45. Towards the end of January 2023, Mr Briers saw two men outside the property, along with a third man who appeared to be overseeing the other two. As he thought that they were going to continue clearing the property, Mr Briers telephoned the Applicant, who then came round. The police also attended and eventually told everyone to leave.
46. Mr Johnson says in his statement that he has lived next to the property since around 1973, and that he has known the Applicant as his neighbour since he first moved in. For most of the time, he would see the Applicant on a daily basis, but he believed that the Applicant had retired several years ago and since then had only seen the Applicant occasionally.
47. Mr Johnson describes witnessing an apparent break-in to the property in late 2019 or early 2020. He spoke to Mr Briers’s father about it. He heard noises coming from inside the property the following day and spoke to Mr Briers’s father about it again. The police were called and attended. The Applicant was also contacted and attended the property. Someone padlocked the front door. The Applicant may have stayed at the property for around a week after this.
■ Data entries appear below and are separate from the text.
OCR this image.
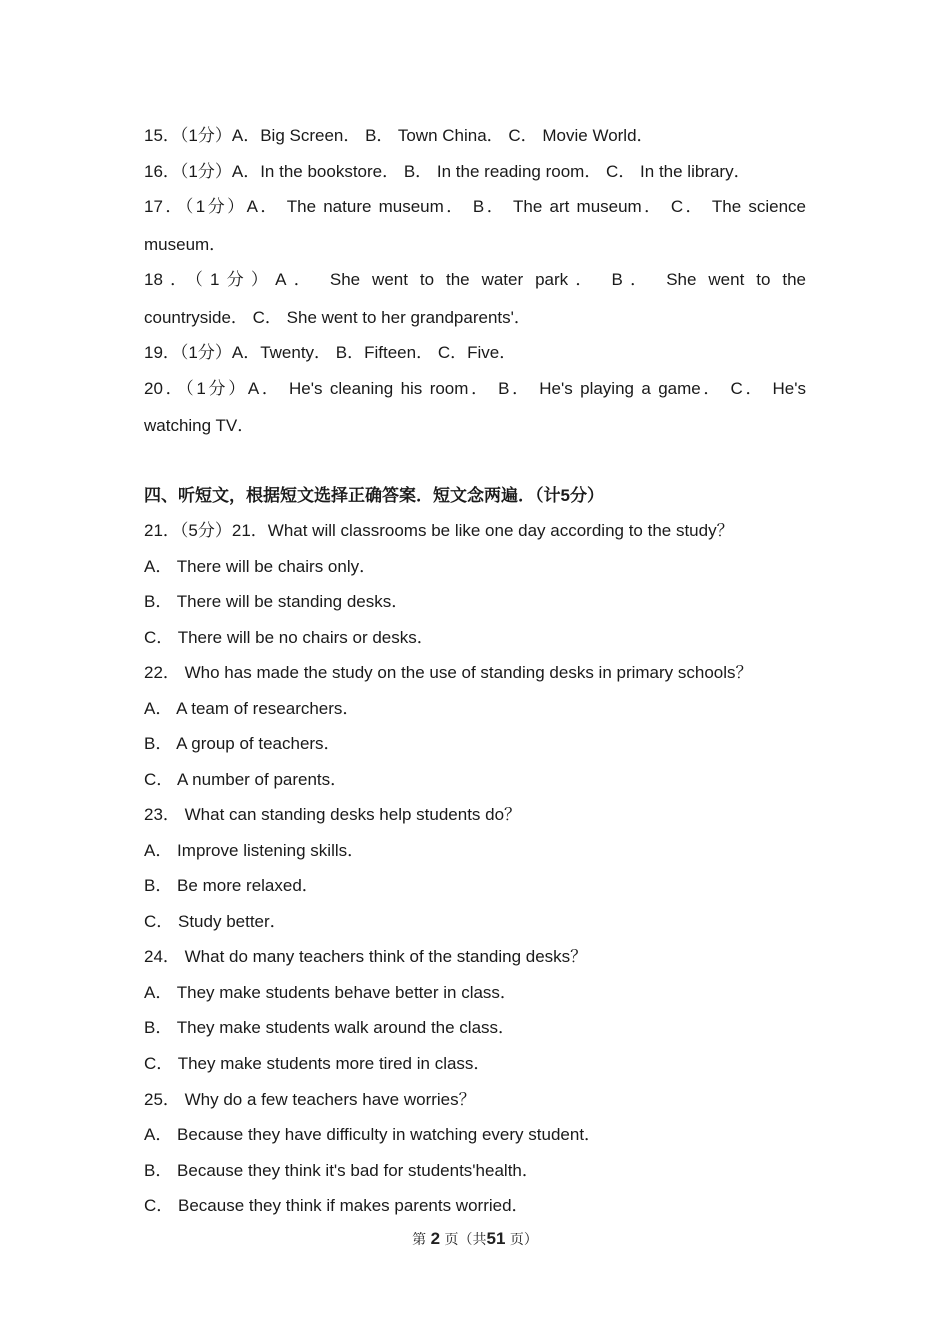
15．（1分）A．Big Screen． B． Town China． C． Movie World．
16．（1分）A．In the bookstore． B． In the reading room． C． In the library．
17．（1分）A． The nature museum． B． The art museum． C． The science
museum．
18．（1分）A． She went to the water park． B． She went to the
countryside． C． She went to her grandparents'．
19．（1分）A．Twenty． B．Fifteen． C．Five．
20．（1分）A． He's cleaning his room． B． He's playing a game． C． He's
watching TV．
四、听短文，根据短文选择正确答案．短文念两遍．（计5分）
21．（5分）21．What will classrooms be like one day according to the study？
A． There will be chairs only．
B． There will be standing desks．
C． There will be no chairs or desks．
22． Who has made the study on the use of standing desks in primary schools？
A． A team of researchers．
B． A group of teachers．
C． A number of parents．
23． What can standing desks help students do？
A． Improve listening skills．
B． Be more relaxed．
C． Study better．
24． What do many teachers think of the standing desks？
A． They make students behave better in class．
B． They make students walk around the class．
C． They make students more tired in class．
25． Why do a few teachers have worries？
A． Because they have difficulty in watching every student．
B． Because they think it's bad for students'health．
C． Because they think if makes parents worried．
第 2 页（共51 页）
48. In early 2022, a notice of possession was attached to the front door of the property, indicating that the Applicant had passed away. Mr Johnson and his wife, and other neighbours, therefore believed that the Applicant had died. In around December of that year, he saw two men entering the property. He spoke to them and they said they were clearing the property because it was to be valued. He then saw someone else who appeared to be inspecting the property. He assumed that this was for a survey.
49. In around mid-January 2023, he saw four or five people arrive at the property in a car and a high-sided vehicle. They forced open a door to the garage and started to clear the property. One of the men involved told Mr Johnson that he worked for a company called “Mato”. Two days after this, the Applicant arrived at the property and attempted to stop people from continuing to clear it. Mr Johnson says that he and his wife were “shocked to see him as we believed he had died”. The day after that, the Applicant arrived at the property, as did the clearance men and two other people who appeared to Mr Johnson to have some interest in the property. The police also attended, and the Applicant later told Mr Johnson that the police had instructed that nobody was to enter the property.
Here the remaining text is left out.